Description of problem: Cluster membership is able to form as long as totem token is set to value lower than 30000ms. With 30000ms set the cluster fails to form membership and remains inquorate Version-Release number of selected component (if applicable): libknet1-1.10-6.el8_2.x86_64 libknet1-compress-bzip2-plugin-1.10-6.el8_2.x86_64 libknet1-compress-lz4-plugin-1.10-6.el8_2.x86_64 libknet1-compress-lzma-plugin-1.10-6.el8_2.x86_64 libknet1-compress-lzo2-plugin-1.10-6.el8_2.x86_64 libknet1-compress-plugins-all-1.10-6.el8_2.x86_64 libknet1-compress-zlib-plugin-1.10-6.el8_2.x86_64 libknet1-crypto-nss-plugin-1.10-6.el8_2.x86_64 libknet1-crypto-openssl-plugin-1.10-6.el8_2.x86_64 libknet1-crypto-plugins-all-1.10-6.el8_2.x86_64 libknet1-plugins-all-1.10-6.el8_2.x86_64 How reproducible: always Steps to Reproduce: Set up cluster and set totem token higher than 29s Actual results: Setting the token to 10000 -> works Setting the token to 20000 -> works Setting the token to 29000 -> works Setting the token to 30000 -> does not work. The node is inquorate and all memebers are offline. Setting the token to 40000 -> does not work. The node is inquorate and all memebers are offline. (qdevice or number of links doesn't play role here) Expected results: Cluster forms normally even with totem token higher than 29s Additional info: Proven to work after this patch is applied: https://github.com/kronosnet/kronosnet/commit/4df82e5fd847423b164f4fba70e20fd0026639ce
Some notes (I was working with reporter and gss to identify problem): - RHEL 8.3 (and 8.4) is fixed.
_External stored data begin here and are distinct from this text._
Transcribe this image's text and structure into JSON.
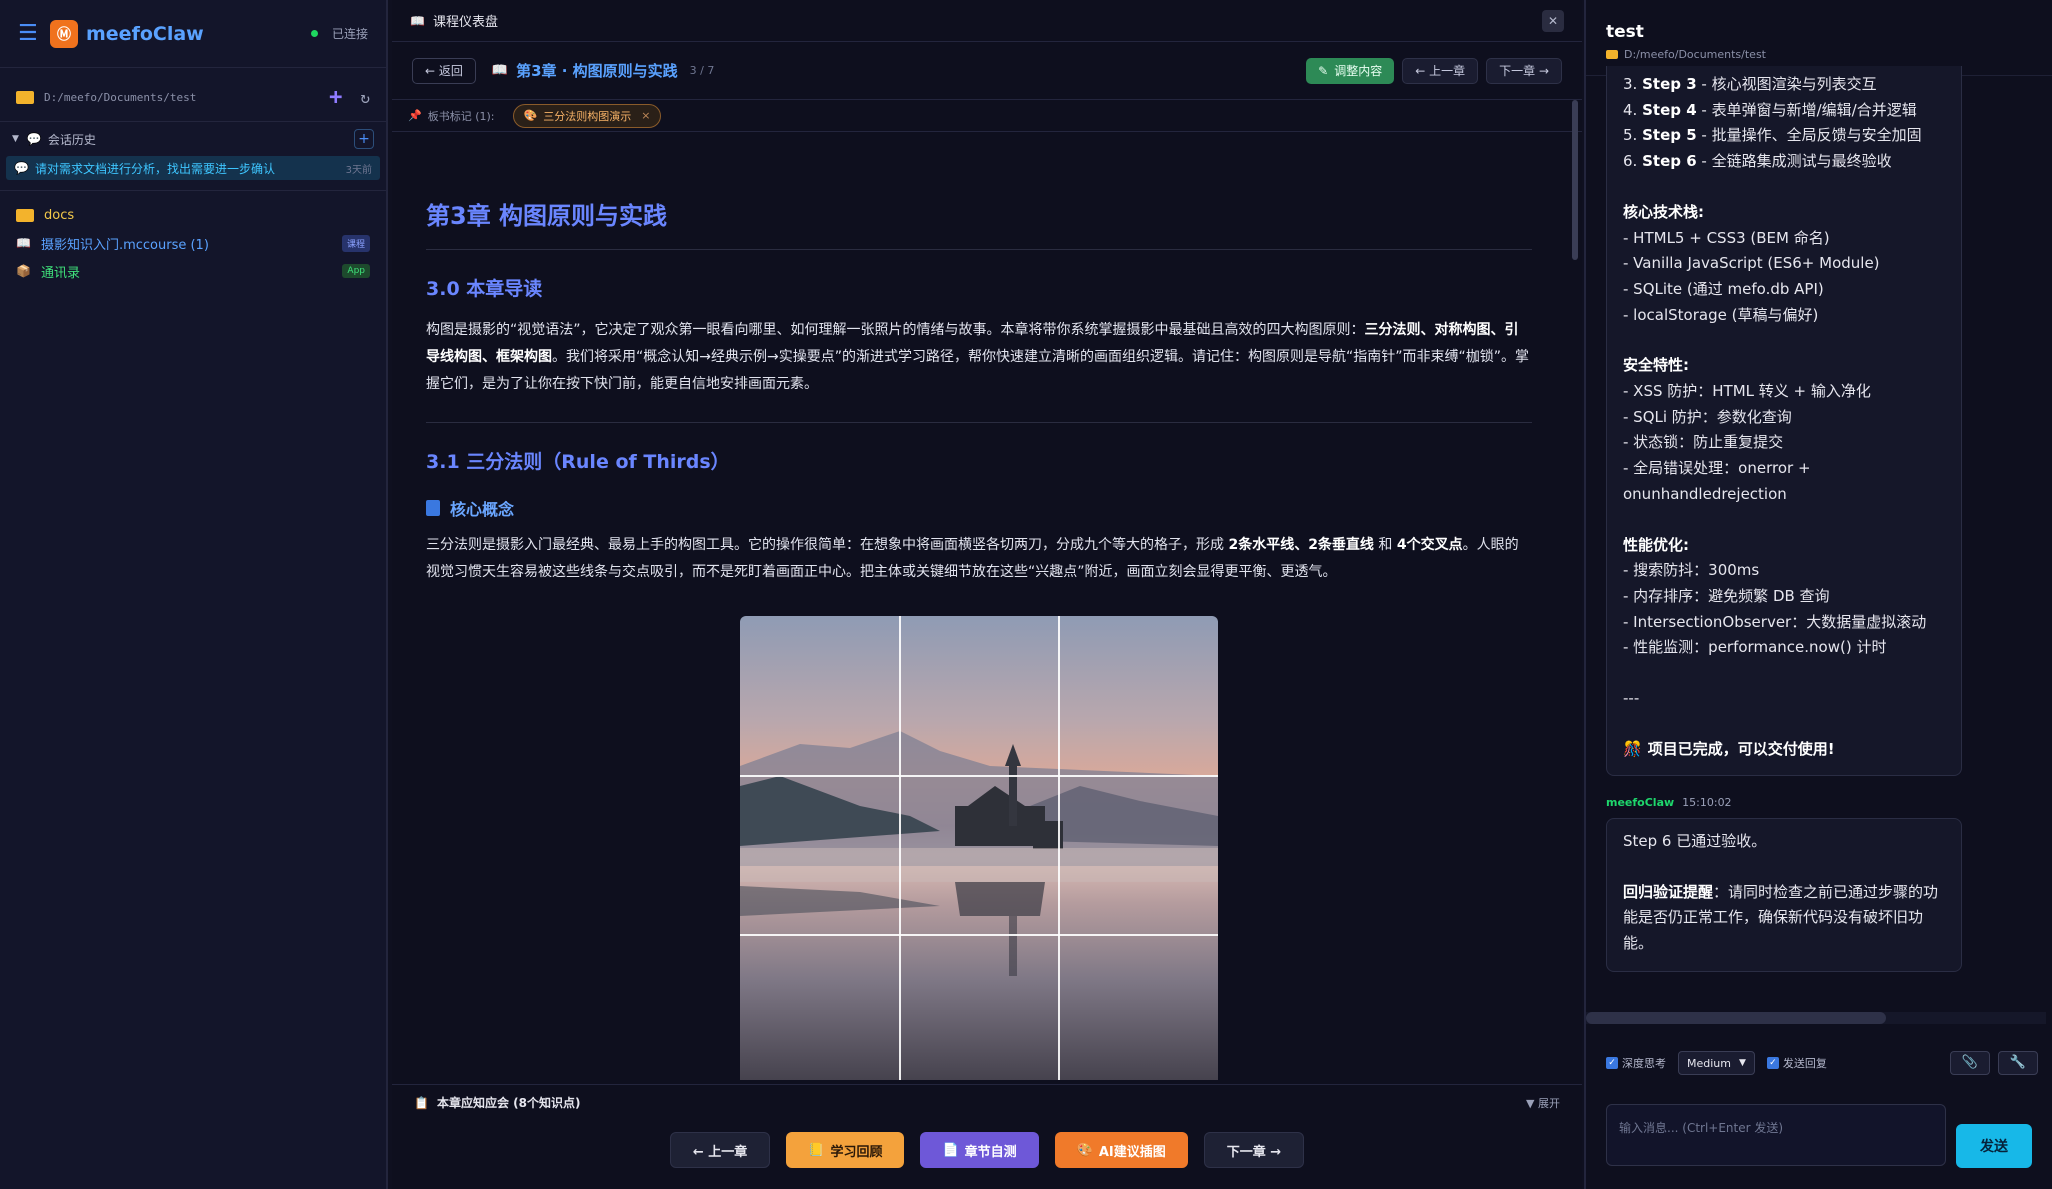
{
  "sidebar": {
    "brand": "meefoClaw",
    "status": "已连接",
    "path": "D:/meefo/Documents/test",
    "history_title": "会话历史",
    "history_items": [
      {
        "label": "请对需求文档进行分析，找出需要进一步确认",
        "time": "3天前"
      }
    ],
    "files": [
      {
        "label": "docs",
        "tag": ""
      },
      {
        "label": "摄影知识入门.mccourse (1)",
        "tag": "课程"
      },
      {
        "label": "通讯录",
        "tag": "App"
      }
    ]
  },
  "main": {
    "tab_title": "课程仪表盘",
    "back_label": "← 返回",
    "chapter_title": "第3章 · 构图原则与实践",
    "chapter_progress": "3 / 7",
    "adjust_label": "调整内容",
    "prev_label": "← 上一章",
    "next_label": "下一章 →",
    "marks_label": "板书标记 (1):",
    "mark_chip": "三分法则构图演示",
    "h1": "第3章 构图原则与实践",
    "s30_title": "3.0 本章导读",
    "s30_p1": "构图是摄影的“视觉语法”，它决定了观众第一眼看向哪里、如何理解一张照片的情绪与故事。本章将带你系统掌握摄影中最基础且高效的四大构图原则：",
    "s30_b1": "三分法则、对称构图、引导线构图、框架构图",
    "s30_p2": "。我们将采用“概念认知→经典示例→实操要点”的渐进式学习路径，帮你快速建立清晰的画面组织逻辑。请记住：构图原则是导航“指南针”而非束缚“枷锁”。掌握它们，是为了让你在按下快门前，能更自信地安排画面元素。",
    "s31_title": "3.1 三分法则（Rule of Thirds）",
    "core_title": "核心概念",
    "s31_p1": "三分法则是摄影入门最经典、最易上手的构图工具。它的操作很简单：在想象中将画面横竖各切两刀，分成九个等大的格子，形成 ",
    "s31_b1": "2条水平线、2条垂直线",
    "s31_p2": " 和 ",
    "s31_b2": "4个交叉点",
    "s31_p3": "。人眼的视觉习惯天生容易被这些线条与交点吸引，而不是死盯着画面正中心。把主体或关键细节放在这些“兴趣点”附近，画面立刻会显得更平衡、更透气。",
    "kp_label": "本章应知应会 (8个知识点)",
    "kp_expand": "▼ 展开",
    "bottom_buttons": [
      "← 上一章",
      "学习回顾",
      "章节自测",
      "AI建议插图",
      "下一章 →"
    ]
  },
  "right": {
    "title": "test",
    "path": "D:/meefo/Documents/test",
    "msg1_lines": [
      {
        "pre": "3. ",
        "b": "Step 3",
        "post": " - 核心视图渲染与列表交互"
      },
      {
        "pre": "4. ",
        "b": "Step 4",
        "post": " - 表单弹窗与新增/编辑/合并逻辑"
      },
      {
        "pre": "5. ",
        "b": "Step 5",
        "post": " - 批量操作、全局反馈与安全加固"
      },
      {
        "pre": "6. ",
        "b": "Step 6",
        "post": " - 全链路集成测试与最终验收"
      }
    ],
    "tech_title": "核心技术栈:",
    "tech_items": [
      "- HTML5 + CSS3 (BEM 命名)",
      "- Vanilla JavaScript (ES6+ Module)",
      "- SQLite (通过 mefo.db API)",
      "- localStorage (草稿与偏好)"
    ],
    "sec_title": "安全特性:",
    "sec_items": [
      "- XSS 防护：HTML 转义 + 输入净化",
      "- SQLi 防护：参数化查询",
      "- 状态锁：防止重复提交",
      "- 全局错误处理：onerror +",
      "onunhandledrejection"
    ],
    "perf_title": "性能优化:",
    "perf_items": [
      "- 搜索防抖：300ms",
      "- 内存排序：避免频繁 DB 查询",
      "- IntersectionObserver：大数据量虚拟滚动",
      "- 性能监测：performance.now() 计时"
    ],
    "divider": "---",
    "done": "项目已完成，可以交付使用!",
    "sender": "meefoClaw",
    "sender_time": "15:10:02",
    "msg2_line1": "Step 6 已通过验收。",
    "msg2_bold": "回归验证提醒",
    "msg2_rest": "：请同时检查之前已通过步骤的功能是否仍正常工作，确保新代码没有破坏旧功能。",
    "opt_think": "深度思考",
    "opt_level": "Medium",
    "opt_send": "发送回复",
    "input_placeholder": "输入消息... (Ctrl+Enter 发送)",
    "send_label": "发送"
  }
}
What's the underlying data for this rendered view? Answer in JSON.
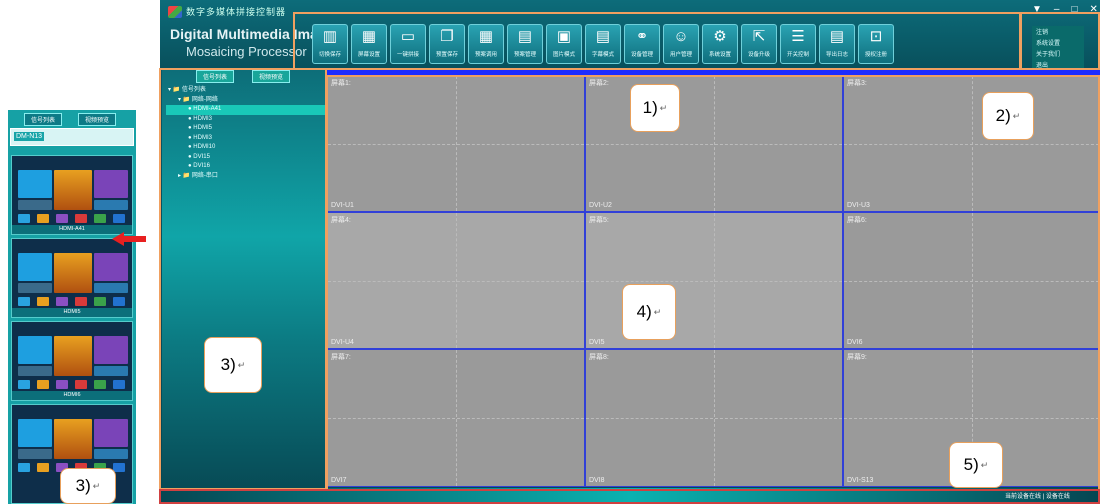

This bug is there for 8.2.z and probably 8.1.z (I need to test if problem exists also in 8.1 or not and if patch is applicable) - We may consider to add few more patches because this problem was reported also upstream quite some time ago (I've just totally forgot that info) - https://github.com/corosync/corosync/issues/559 - so adding also https://github.com/kronosnet/kronosnet/pull/281 and https://github.com/kronosnet/kronosnet/pull/283 may be worth - to discuss with Fabio - Reporter tested the testing package - https://honzaf.fedorapeople.org/knet-02889299/ and (as Pepa said) he reported it as working
RHEL 8.1 is really also affected (that's expected - kronosnet is also version 1.10 in RHEL 8.1).